Timing and the Order of Awards

  • Scholarships, fellowships, or fee remissions processed after UWM creates financial aid packages may result in a reduction of aid previously offered, so it is best to make awards before UWM determines eligibility for other funds. Contact the Office of Student Scholarships for the dates by which your awards should be made, for new and returning students, for both the academic year and summer to reduce confusion and frustration.
  • Regardless of when an award is entered in SIS, or when the student needs the funds, aid must be attributed in the SIS to the enrollment period it is intended to cover even if that period has ended or has not yet begun.

Expectation of Service for an Award

  • It is not appropriate to pay a student with a scholarship if the recipient is required to perform a service that benefits the university. If the student is working in any capacity for a specified number of hours with campus supervision, scheduling, or oversight, this is work, and compensation should be made in the form of wages, and taxed as such.
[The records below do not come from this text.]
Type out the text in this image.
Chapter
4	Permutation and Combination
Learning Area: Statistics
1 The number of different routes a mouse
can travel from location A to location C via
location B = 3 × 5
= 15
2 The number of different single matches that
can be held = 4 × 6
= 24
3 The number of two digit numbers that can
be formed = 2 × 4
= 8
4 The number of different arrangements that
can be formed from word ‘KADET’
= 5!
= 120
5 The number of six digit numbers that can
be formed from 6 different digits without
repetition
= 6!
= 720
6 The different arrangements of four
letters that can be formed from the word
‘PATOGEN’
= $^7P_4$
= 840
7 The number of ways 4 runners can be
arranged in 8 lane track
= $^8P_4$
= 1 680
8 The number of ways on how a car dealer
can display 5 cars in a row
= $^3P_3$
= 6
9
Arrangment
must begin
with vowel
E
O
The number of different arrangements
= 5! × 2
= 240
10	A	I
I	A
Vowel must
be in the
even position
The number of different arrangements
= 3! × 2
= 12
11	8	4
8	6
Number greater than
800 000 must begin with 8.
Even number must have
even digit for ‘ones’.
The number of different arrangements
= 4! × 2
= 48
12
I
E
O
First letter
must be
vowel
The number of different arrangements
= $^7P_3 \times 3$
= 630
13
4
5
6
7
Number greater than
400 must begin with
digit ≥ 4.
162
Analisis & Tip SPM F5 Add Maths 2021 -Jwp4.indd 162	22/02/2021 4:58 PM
Most prizes awarded to students for winning a contest or drawing are scholarships and must be processed as such. It does not matter what the “winnings” are called or where funding came from.

Winnings must be considered as a scholarship or fellowship if any of the following conditions apply:

  • Eligibility to participate in the contest or drawing is restricted to students, OR
  • The recipient is required to use the prize for educational purposes, OR
  • The contest or drawing is related to the student’s university courses or degree completion.

When the prize awarded for winning the contest or drawing can be used for educational purposes or to pay for expenses included in the student’s cost of attendance, the value of the item must be recorded as a scholarship in the SIS. Items that cannot be used for educational purposes are not recorded in the SIS, but value limits must be in accordance with Universities of Wisconsin policies.

If you are awarding prizes to students for contests or drawings and none of the conditions listed above apply, the prize is not treated as a scholarship. The prize is includable as taxable income to the winner under IRS regulations, even if the winner is a student. Consult your divisional finance officer regarding how to pay the student.